Battle of Anchialus

Battle of Anchialus, Map by Todor Bozhinov

Battle of Anchialus (917)

Conflict: Byzantine-Bulgar wars
Date: August 20, 917
Place: Anchialus
Outcome: Bulgar victory
Combatants
Byzantine Empire Bulgaria
Commanders
Leo Phocas Simeon the Great
Strength
c.110,000 70,000
Casualties
70,000 Unknown

The Battle of Anchialus (Anchialos) refers to three battles between Bulgaria and the Byzantine Empire.

The first battle took place in 708. Bulgarian Khan Tervel routed the force of Byzantine emperor Justinian II and reaffirmed his right to the region of Zagora in present-day south-east Bulgaria.

In the second battle, in 763, Byzantine emperor Constantine V with 9000 cavalry defeated the Bulgarians under Telets. Telets was assassinated after the defeat.


The third and most important battle took place on August 20, 917, on the Black Sea coast near the Bulgarian fortress of the same name.

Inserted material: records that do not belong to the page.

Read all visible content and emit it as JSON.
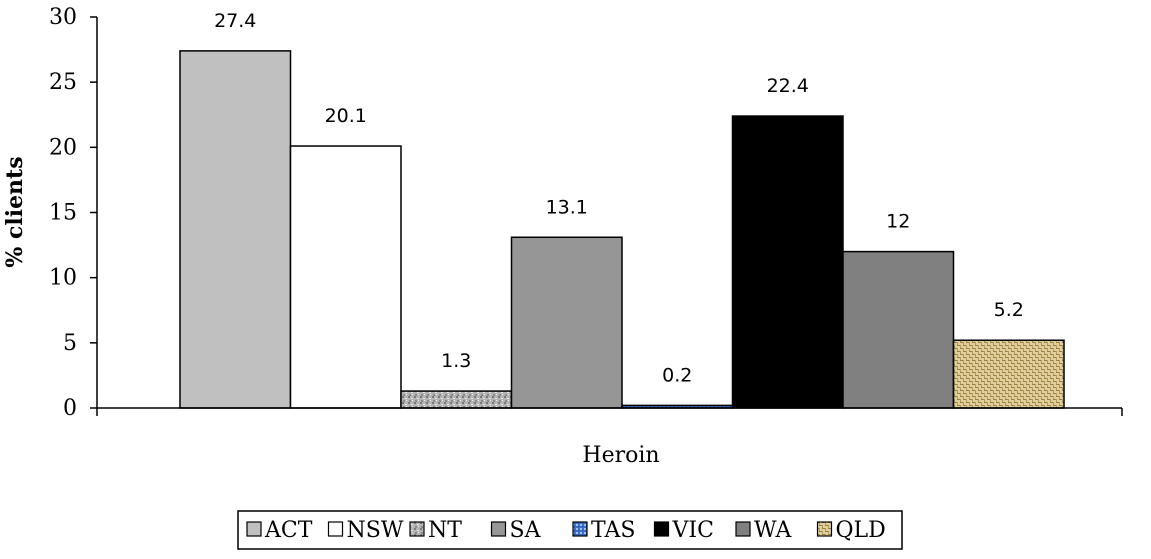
{
  "chart_data": {
    "type": "bar",
    "title": "",
    "xlabel": "",
    "ylabel": "% clients",
    "categories": [
      "Heroin"
    ],
    "ylim": [
      0,
      30
    ],
    "yticks": [
      0,
      5,
      10,
      15,
      20,
      25,
      30
    ],
    "grid": false,
    "legend_position": "bottom",
    "series": [
      {
        "name": "ACT",
        "values": [
          27.4
        ],
        "value_label": "27.4",
        "color": "#c0c0c0",
        "pattern": "solid"
      },
      {
        "name": "NSW",
        "values": [
          20.1
        ],
        "value_label": "20.1",
        "color": "#ffffff",
        "pattern": "solid"
      },
      {
        "name": "NT",
        "values": [
          1.3
        ],
        "value_label": "1.3",
        "color": "#b4b4b4",
        "pattern": "speckle"
      },
      {
        "name": "SA",
        "values": [
          13.1
        ],
        "value_label": "13.1",
        "color": "#969696",
        "pattern": "solid"
      },
      {
        "name": "TAS",
        "values": [
          0.2
        ],
        "value_label": "0.2",
        "color": "#3a6fc4",
        "pattern": "blue-texture"
      },
      {
        "name": "VIC",
        "values": [
          22.4
        ],
        "value_label": "22.4",
        "color": "#000000",
        "pattern": "solid"
      },
      {
        "name": "WA",
        "values": [
          12
        ],
        "value_label": "12",
        "color": "#808080",
        "pattern": "solid"
      },
      {
        "name": "QLD",
        "values": [
          5.2
        ],
        "value_label": "5.2",
        "color": "#d9c48f",
        "pattern": "weave"
      }
    ]
  }
}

In 914 the Bulgarians had captured Adrianople, while the Byzantine army was occupied in the east. In 917, the empire had stabilized its eastern borders, and the generals John Bogas and Leo Phocas were able to gather additional troops from Asia Minor, perhaps as many as 110,000. Romanus Lecapenus commanded the fleet at the mouth of the Danube. The Bulgarians, under Simeon the Great, had an army of only 70,000 men. The Bulgarians were afraid that the old allies of the Byzantines, the Pechenegs and the Hungarians, would attack them from the north, so two small Bulgarian armies were sent to protect the northern borders of the vast Bulgarian empire that spread from Bosnia in the west to Moldova in the east. John indeed tried to pay the Pechenegs to attack, but Romanus would not agree to transport them across the Danube, and instead they attacked Bulgarian territory on their own.

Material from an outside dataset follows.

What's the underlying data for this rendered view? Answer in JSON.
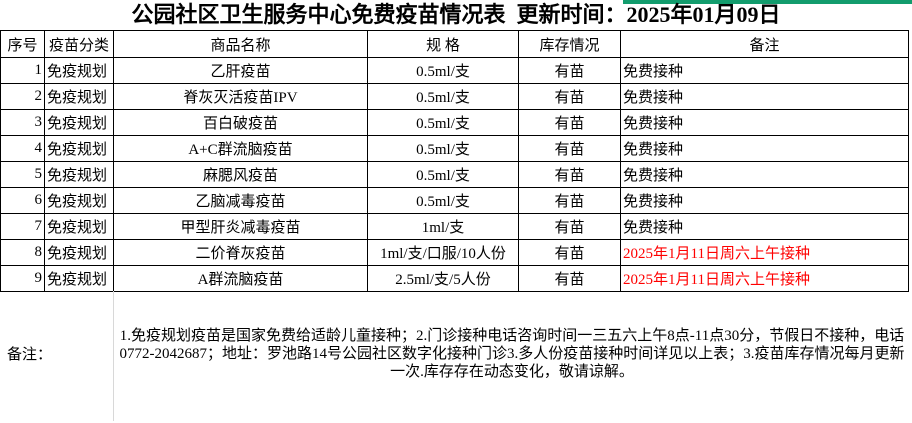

The battle was fought furiously. The decisive moment came when a cavalry corps of Bulgarians, led by Simeon himself, attacked the Byzantine left wing from behind the hills. It is estimated that approximately 70,000 Byzantine soldiers died in this battle. The Byzantine historian Paulus Deakon says that 75 years after this military catastrophy the field at Anchialus was still covered with tens of thousands of Roman skeletons.

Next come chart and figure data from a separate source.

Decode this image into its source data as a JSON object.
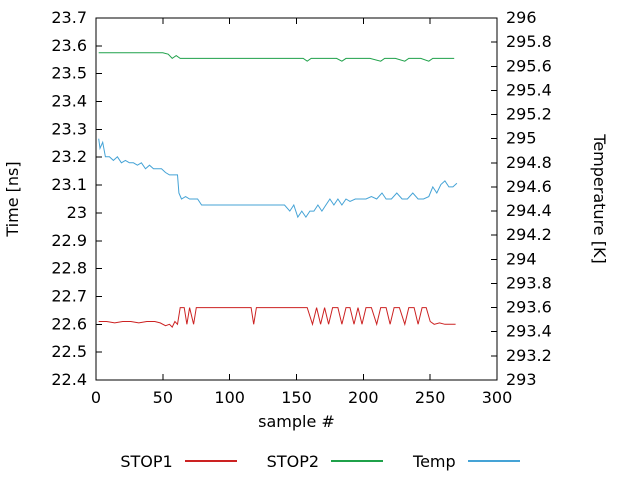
{
  "chart_data": {
    "type": "line",
    "title": "",
    "xlabel": "sample #",
    "ylabel": "Time [ns]",
    "y2label": "Temperature [K]",
    "xlim": [
      0,
      300
    ],
    "xtick": 50,
    "ylim": [
      22.4,
      23.7
    ],
    "ytick": 0.1,
    "y2lim": [
      293,
      296
    ],
    "y2tick": 0.2,
    "grid": false,
    "legend_position": "bottom",
    "series": [
      {
        "name": "STOP1",
        "axis": "left",
        "color": "#cc2222",
        "points": [
          [
            2,
            22.61
          ],
          [
            8,
            22.61
          ],
          [
            14,
            22.605
          ],
          [
            20,
            22.61
          ],
          [
            26,
            22.61
          ],
          [
            32,
            22.605
          ],
          [
            38,
            22.61
          ],
          [
            44,
            22.61
          ],
          [
            48,
            22.605
          ],
          [
            52,
            22.595
          ],
          [
            55,
            22.6
          ],
          [
            57,
            22.59
          ],
          [
            59,
            22.61
          ],
          [
            61,
            22.6
          ],
          [
            63,
            22.66
          ],
          [
            66,
            22.66
          ],
          [
            68,
            22.6
          ],
          [
            70,
            22.66
          ],
          [
            73,
            22.6
          ],
          [
            75,
            22.66
          ],
          [
            80,
            22.66
          ],
          [
            88,
            22.66
          ],
          [
            96,
            22.66
          ],
          [
            104,
            22.66
          ],
          [
            112,
            22.66
          ],
          [
            116,
            22.66
          ],
          [
            118,
            22.6
          ],
          [
            120,
            22.66
          ],
          [
            128,
            22.66
          ],
          [
            136,
            22.66
          ],
          [
            144,
            22.66
          ],
          [
            152,
            22.66
          ],
          [
            158,
            22.66
          ],
          [
            162,
            22.6
          ],
          [
            165,
            22.66
          ],
          [
            168,
            22.6
          ],
          [
            171,
            22.66
          ],
          [
            174,
            22.6
          ],
          [
            177,
            22.66
          ],
          [
            181,
            22.66
          ],
          [
            184,
            22.6
          ],
          [
            187,
            22.66
          ],
          [
            190,
            22.66
          ],
          [
            193,
            22.6
          ],
          [
            196,
            22.66
          ],
          [
            199,
            22.6
          ],
          [
            202,
            22.66
          ],
          [
            206,
            22.66
          ],
          [
            210,
            22.6
          ],
          [
            213,
            22.66
          ],
          [
            217,
            22.66
          ],
          [
            220,
            22.6
          ],
          [
            223,
            22.66
          ],
          [
            227,
            22.66
          ],
          [
            231,
            22.6
          ],
          [
            234,
            22.66
          ],
          [
            238,
            22.66
          ],
          [
            241,
            22.6
          ],
          [
            244,
            22.66
          ],
          [
            247,
            22.66
          ],
          [
            250,
            22.61
          ],
          [
            253,
            22.6
          ],
          [
            257,
            22.605
          ],
          [
            261,
            22.6
          ],
          [
            265,
            22.6
          ],
          [
            269,
            22.6
          ]
        ]
      },
      {
        "name": "STOP2",
        "axis": "left",
        "color": "#1fa14a",
        "points": [
          [
            2,
            23.575
          ],
          [
            10,
            23.575
          ],
          [
            18,
            23.575
          ],
          [
            26,
            23.575
          ],
          [
            34,
            23.575
          ],
          [
            42,
            23.575
          ],
          [
            50,
            23.575
          ],
          [
            54,
            23.57
          ],
          [
            57,
            23.555
          ],
          [
            60,
            23.565
          ],
          [
            63,
            23.555
          ],
          [
            67,
            23.555
          ],
          [
            75,
            23.555
          ],
          [
            85,
            23.555
          ],
          [
            95,
            23.555
          ],
          [
            105,
            23.555
          ],
          [
            115,
            23.555
          ],
          [
            125,
            23.555
          ],
          [
            135,
            23.555
          ],
          [
            145,
            23.555
          ],
          [
            155,
            23.555
          ],
          [
            158,
            23.545
          ],
          [
            161,
            23.555
          ],
          [
            170,
            23.555
          ],
          [
            180,
            23.555
          ],
          [
            184,
            23.545
          ],
          [
            187,
            23.555
          ],
          [
            196,
            23.555
          ],
          [
            205,
            23.555
          ],
          [
            213,
            23.545
          ],
          [
            216,
            23.555
          ],
          [
            224,
            23.555
          ],
          [
            231,
            23.545
          ],
          [
            234,
            23.555
          ],
          [
            243,
            23.555
          ],
          [
            249,
            23.545
          ],
          [
            252,
            23.555
          ],
          [
            260,
            23.555
          ],
          [
            268,
            23.555
          ]
        ]
      },
      {
        "name": "Temp",
        "axis": "right",
        "color": "#45a3d6",
        "points": [
          [
            2,
            295.0
          ],
          [
            3,
            294.92
          ],
          [
            5,
            294.97
          ],
          [
            7,
            294.85
          ],
          [
            10,
            294.85
          ],
          [
            13,
            294.82
          ],
          [
            16,
            294.85
          ],
          [
            19,
            294.8
          ],
          [
            22,
            294.82
          ],
          [
            25,
            294.8
          ],
          [
            28,
            294.8
          ],
          [
            31,
            294.78
          ],
          [
            34,
            294.8
          ],
          [
            37,
            294.75
          ],
          [
            40,
            294.78
          ],
          [
            43,
            294.75
          ],
          [
            46,
            294.75
          ],
          [
            49,
            294.75
          ],
          [
            52,
            294.72
          ],
          [
            55,
            294.7
          ],
          [
            58,
            294.7
          ],
          [
            61,
            294.7
          ],
          [
            62,
            294.55
          ],
          [
            64,
            294.5
          ],
          [
            67,
            294.52
          ],
          [
            70,
            294.5
          ],
          [
            73,
            294.5
          ],
          [
            76,
            294.5
          ],
          [
            79,
            294.45
          ],
          [
            85,
            294.45
          ],
          [
            92,
            294.45
          ],
          [
            99,
            294.45
          ],
          [
            106,
            294.45
          ],
          [
            113,
            294.45
          ],
          [
            120,
            294.45
          ],
          [
            127,
            294.45
          ],
          [
            134,
            294.45
          ],
          [
            141,
            294.45
          ],
          [
            145,
            294.4
          ],
          [
            148,
            294.45
          ],
          [
            151,
            294.35
          ],
          [
            154,
            294.4
          ],
          [
            157,
            294.35
          ],
          [
            160,
            294.4
          ],
          [
            163,
            294.4
          ],
          [
            166,
            294.45
          ],
          [
            169,
            294.4
          ],
          [
            172,
            294.45
          ],
          [
            175,
            294.5
          ],
          [
            178,
            294.45
          ],
          [
            181,
            294.5
          ],
          [
            184,
            294.45
          ],
          [
            187,
            294.5
          ],
          [
            190,
            294.48
          ],
          [
            194,
            294.5
          ],
          [
            198,
            294.5
          ],
          [
            202,
            294.5
          ],
          [
            206,
            294.52
          ],
          [
            210,
            294.5
          ],
          [
            214,
            294.55
          ],
          [
            217,
            294.5
          ],
          [
            221,
            294.5
          ],
          [
            225,
            294.55
          ],
          [
            229,
            294.5
          ],
          [
            233,
            294.5
          ],
          [
            237,
            294.55
          ],
          [
            241,
            294.5
          ],
          [
            245,
            294.5
          ],
          [
            249,
            294.52
          ],
          [
            252,
            294.6
          ],
          [
            255,
            294.55
          ],
          [
            258,
            294.62
          ],
          [
            261,
            294.65
          ],
          [
            264,
            294.6
          ],
          [
            267,
            294.6
          ],
          [
            270,
            294.63
          ]
        ]
      }
    ]
  }
}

The remainder of the Byzantine army fled all the way back to Constantinople, followed by the Bulgarians, who defeated John again outside the city. The Byzantines proposed a new peace treaty, and Simeon entered the imperial city and was crowned for a second time as "Tsar" (the Slavonic title for "Caesar") "of all Bulgarians and Greeks". Simeon also demanded that his daughter marry Constantine, the son of empress Zoe Karvounopsina, but Zoe refused and allied with Serbia and Hungary against him. However in August of 918, the general Romanus engineered a coup to depose Zoe and confine her to the monastery of St Euphemia-in-Petrium, allowing him to assume the purple.